Impaired sleep quality
Mouth breathing during sleep can contribute to snoring and sleep apnea, a serious sleep disorder characterized by pauses in breathing or shallow breaths during sleep. Sleep apnea has been linked to various health issues, including high blood pressure, heart disease, and stroke.
Chronic mouth breathing, especially during childhood when facial bones are still developing, can lead to facial deformities, such as long face syndrome, narrow dental arches, and dental crowding. This is known as “adenoid face,” where the open mouth posture can affect the growth of the upper and lower jaws, leading to changes in facial appearance and dental alignment.
Reduced oxygen intake
Breathing through the mouth bypasses the nasal passages, which are designed to warm, filter, and humidify the air you breathe. As a result, mouth breathers may not effectively use oxygen, leading to reduced oxygen intake and potential negative effects on their health and cognitive function.
How to address mouth breathing
If you or someone you know is a chronic mouth breather, this habit needs to be addressed for better health outcomes. Here are some tips to help transition from mouth breathing to nasal breathing:
The first step is to become aware of your breathing habits. Pay attention to how you breathe throughout the day, especially during strenuous activities, like exercising.
Reduce nasal decongestion
If nasal congestion is a barrier to nasal breathing, consider using nasal decongestants or saline nasal sprays to clear your nasal passages.

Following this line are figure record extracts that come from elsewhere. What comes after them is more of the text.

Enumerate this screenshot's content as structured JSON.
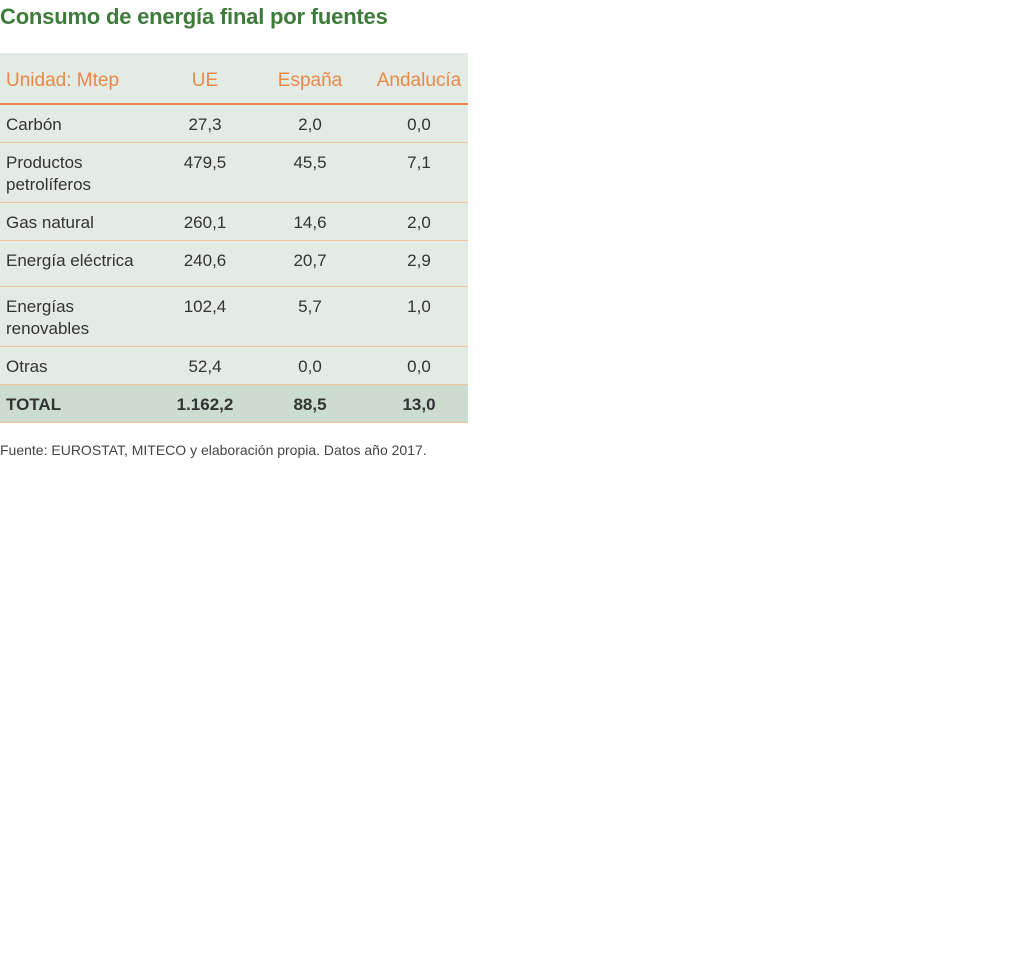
{
  "chart_data": {
    "type": "table",
    "title": "Consumo de energía final por fuentes",
    "unit_label": "Unidad: Mtep",
    "columns": [
      "UE",
      "España",
      "Andalucía"
    ],
    "rows": [
      {
        "label": "Carbón",
        "values": [
          "27,3",
          "2,0",
          "0,0"
        ]
      },
      {
        "label": "Productos petrolíferos",
        "values": [
          "479,5",
          "45,5",
          "7,1"
        ]
      },
      {
        "label": "Gas natural",
        "values": [
          "260,1",
          "14,6",
          "2,0"
        ]
      },
      {
        "label": "Energía eléctrica",
        "values": [
          "240,6",
          "20,7",
          "2,9"
        ]
      },
      {
        "label": "Energías renovables",
        "values": [
          "102,4",
          "5,7",
          "1,0"
        ]
      },
      {
        "label": "Otras",
        "values": [
          "52,4",
          "0,0",
          "0,0"
        ]
      }
    ],
    "total": {
      "label": "TOTAL",
      "values": [
        "1.162,2",
        "88,5",
        "13,0"
      ]
    },
    "source": "Fuente: EUROSTAT, MITECO y elaboración propia. Datos año 2017."
  },
  "colors": {
    "title": "#3e7a3a",
    "header_text": "#e8894a",
    "table_bg": "#e4ebe4",
    "total_bg": "#cddcd0",
    "row_border": "#efc39f"
  }
}
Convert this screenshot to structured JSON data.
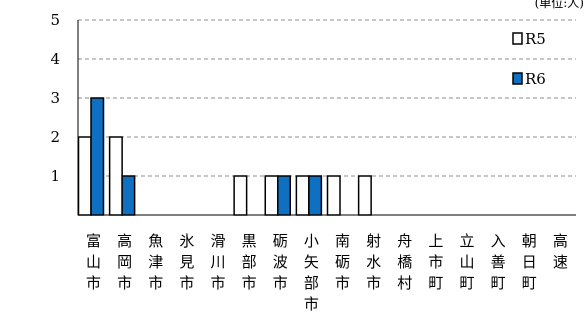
{
  "chart_data": {
    "type": "bar",
    "unit_label": "(単位:人)",
    "categories": [
      "富山市",
      "高岡市",
      "魚津市",
      "氷見市",
      "滑川市",
      "黒部市",
      "砺波市",
      "小矢部市",
      "南砺市",
      "射水市",
      "舟橋村",
      "上市町",
      "立山町",
      "入善町",
      "朝日町",
      "高速"
    ],
    "series": [
      {
        "name": "R5",
        "color": "#ffffff",
        "values": [
          2,
          2,
          0,
          0,
          0,
          1,
          1,
          1,
          1,
          1,
          0,
          0,
          0,
          0,
          0,
          0
        ]
      },
      {
        "name": "R6",
        "color": "#0f6fc0",
        "values": [
          3,
          1,
          0,
          0,
          0,
          0,
          1,
          1,
          0,
          0,
          0,
          0,
          0,
          0,
          0,
          0
        ]
      }
    ],
    "ylim": [
      0,
      5
    ],
    "yticks": [
      1,
      2,
      3,
      4,
      5
    ],
    "grid": true,
    "legend_position": "right"
  }
}
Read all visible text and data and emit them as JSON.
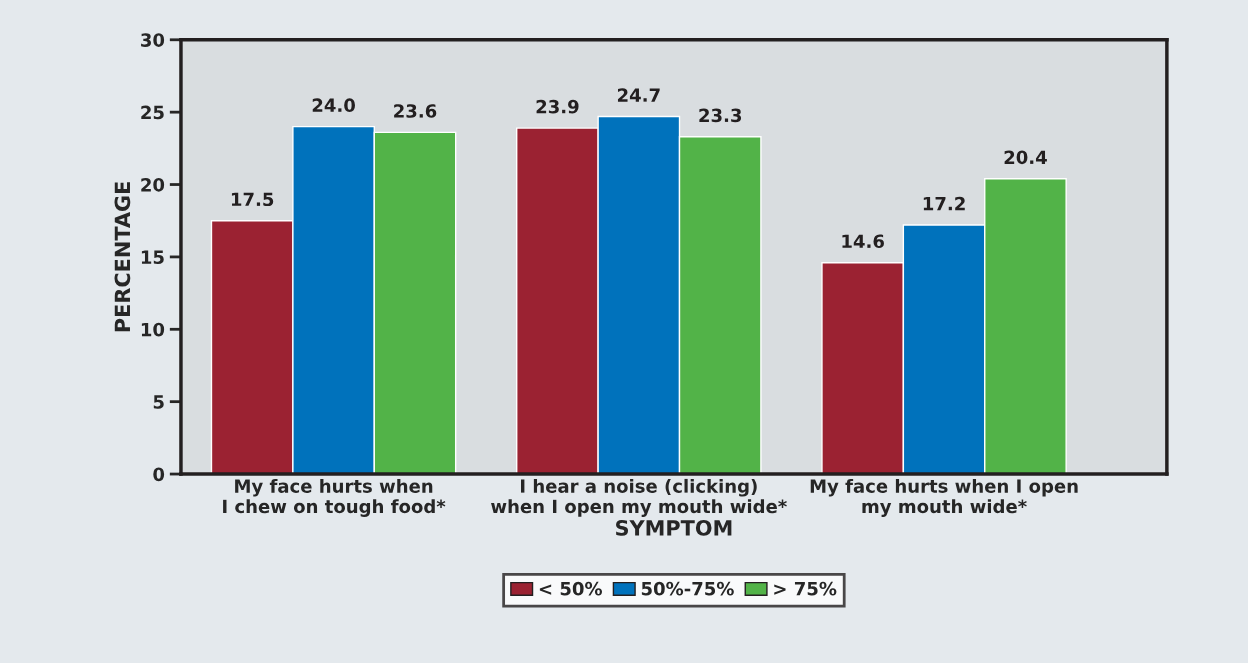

Perform breathing exercises
Practice breathing exercises that focus on nasal breathing, such as alternate diaphragmatic (belly) breathing or nostril breathing. These exercises can help strengthen the nasal passages and promote healthy breathing patterns.
Here’s how to perform diaphragmatic breathing:
- Find a comfortable and quiet spot to sit or lie down.
- Place one hand on your chest and your other hand on your stomach, just below your ribcage.
- Inhale slowly and deeply through your nose, allowing your stomach to rise as you fill your lungs with air. Your chest should remain relatively still.
- Exhale slowly through your mouth or nose, allowing your stomach to fall as you release the air from your lungs.
Repeat this slow, deep breathing process for several minutes, focusing on the rise and fall of your stomach with each breath.
And here’s how you can practice nostril breathing:
- Sit in a comfortable position, keeping your spine straight and shoulders relaxed.
- Using your right thumb, close your right nostril and inhale deeply through your left nostril.
- Then, close your left nostril with your right ring finger and release your right nostril. Exhale slowly and completely through your right nostril.
- Inhale through your right nostril. Then, close it with your right thumb and release your left nostril. Exhale slowly and completely through your left nostril.
- This completes one round. Continue this practice for several rounds, alternating the inhalation and exhalation between your nostrils.
Seek professional help
If mouth breathing persists despite efforts to address it, consider seeking help from a healthcare professional. They can evaluate your breathing patterns and provide guidance on potential underlying issues that may contribute to your mouth breathing.
Mouth breathing may seem like a harmless habit. However, its effects can be far-reaching, impacting oral health, sleep quality, and facial development. By understanding the dangers of mouth breathing and taking steps to promote nasal breathing, you can help protect your health and improve your quality of life.